4. Convergence vs. Divergence

This is a major part of H3 Mathematics. You aren't just calculating; you are determining if a value even exists.

  • Convergent: The area is finite. The limit exists and is a real number.
  • Divergent: The area is infinite. The limit is \(\infty\), \(-\infty\), or oscillates.

Quick Review: The p-test (Very useful for multiple choice or quick checks!)
For \(\int_{1}^{\infty} \frac{1}{x^p} dx\):
- It converges if \(p > 1\)
- It diverges if \(p \leq 1\)

5. Common Mistakes to Avoid

The "Blind Integration" Trap:
Consider \(\int_{-1}^{1} \frac{1}{x^2} dx\).
If you integrate blindly, you get \([-\frac{1}{x}]_{-1}^{1} = -1 - (1) = -2\).
Wait! \(\frac{1}{x^2}\) is always positive, so the area can't be negative. The mistake is ignoring the discontinuity at \(x = 0\). You must split this into two integrals: \(\int_{-1}^{0} \dots + \int_{0}^{1} \dots\) and check both.
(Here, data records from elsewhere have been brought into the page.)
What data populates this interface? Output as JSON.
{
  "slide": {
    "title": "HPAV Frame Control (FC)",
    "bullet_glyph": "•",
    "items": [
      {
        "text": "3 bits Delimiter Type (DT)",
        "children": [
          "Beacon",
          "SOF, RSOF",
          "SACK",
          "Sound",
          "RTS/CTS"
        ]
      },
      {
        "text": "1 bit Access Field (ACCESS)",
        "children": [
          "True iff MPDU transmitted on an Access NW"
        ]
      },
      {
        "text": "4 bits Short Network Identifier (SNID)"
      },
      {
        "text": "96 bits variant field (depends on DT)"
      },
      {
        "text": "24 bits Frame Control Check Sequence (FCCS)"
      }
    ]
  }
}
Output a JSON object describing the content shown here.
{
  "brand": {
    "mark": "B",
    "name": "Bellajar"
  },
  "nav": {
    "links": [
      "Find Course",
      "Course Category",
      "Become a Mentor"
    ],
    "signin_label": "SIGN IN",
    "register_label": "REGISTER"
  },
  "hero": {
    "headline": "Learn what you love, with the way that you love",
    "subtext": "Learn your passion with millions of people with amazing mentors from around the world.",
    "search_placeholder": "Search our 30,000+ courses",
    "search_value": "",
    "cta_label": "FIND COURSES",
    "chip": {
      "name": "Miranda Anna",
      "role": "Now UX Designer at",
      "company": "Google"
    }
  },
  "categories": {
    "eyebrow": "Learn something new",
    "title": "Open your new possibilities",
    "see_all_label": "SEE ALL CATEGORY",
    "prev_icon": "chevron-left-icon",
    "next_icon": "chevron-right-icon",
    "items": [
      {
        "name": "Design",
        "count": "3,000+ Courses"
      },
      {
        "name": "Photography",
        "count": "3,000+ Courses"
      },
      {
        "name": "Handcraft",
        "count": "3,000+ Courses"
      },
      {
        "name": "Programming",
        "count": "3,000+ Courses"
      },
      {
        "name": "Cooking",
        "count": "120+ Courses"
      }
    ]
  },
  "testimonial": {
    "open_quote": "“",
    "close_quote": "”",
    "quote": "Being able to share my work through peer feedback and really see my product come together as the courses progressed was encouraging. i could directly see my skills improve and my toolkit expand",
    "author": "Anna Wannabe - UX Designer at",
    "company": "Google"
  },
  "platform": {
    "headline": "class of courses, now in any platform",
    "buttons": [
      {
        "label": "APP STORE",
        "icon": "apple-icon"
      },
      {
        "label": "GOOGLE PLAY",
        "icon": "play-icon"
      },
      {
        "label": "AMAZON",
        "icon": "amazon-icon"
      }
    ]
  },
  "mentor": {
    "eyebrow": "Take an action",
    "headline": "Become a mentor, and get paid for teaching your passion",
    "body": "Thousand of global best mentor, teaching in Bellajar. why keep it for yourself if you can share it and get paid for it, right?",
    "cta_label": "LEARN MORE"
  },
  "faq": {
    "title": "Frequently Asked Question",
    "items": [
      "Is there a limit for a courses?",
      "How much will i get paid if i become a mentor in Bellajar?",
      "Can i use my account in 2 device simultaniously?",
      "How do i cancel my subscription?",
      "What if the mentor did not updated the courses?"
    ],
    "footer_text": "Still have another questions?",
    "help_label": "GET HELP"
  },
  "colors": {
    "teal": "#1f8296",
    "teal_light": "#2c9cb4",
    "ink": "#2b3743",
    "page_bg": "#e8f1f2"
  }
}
If even one diverges, the whole thing diverges!

Mixing up Limits:
Always write the limit notation (\(\lim_{b \to \infty}\)) in every step until you actually apply it. This keeps your working mathematically sound for the examiners.

6. Summary and Final Checklist

Before you finish a problem, ask yourself:

  • Does the integral have an \(\infty\) in the limits? (Type 1)
  • Does the function blow up anywhere in the interval? (Type 2)
  • Did I replace the problem point with a limit?
  • Does the final limit result in a finite number (Convergent) or not (Divergent)?

Key Takeaway: Improper integrals are just regular integrals with a limit attached to handle "infinity" safely. Master the limit notation, and you've mastered the chapter!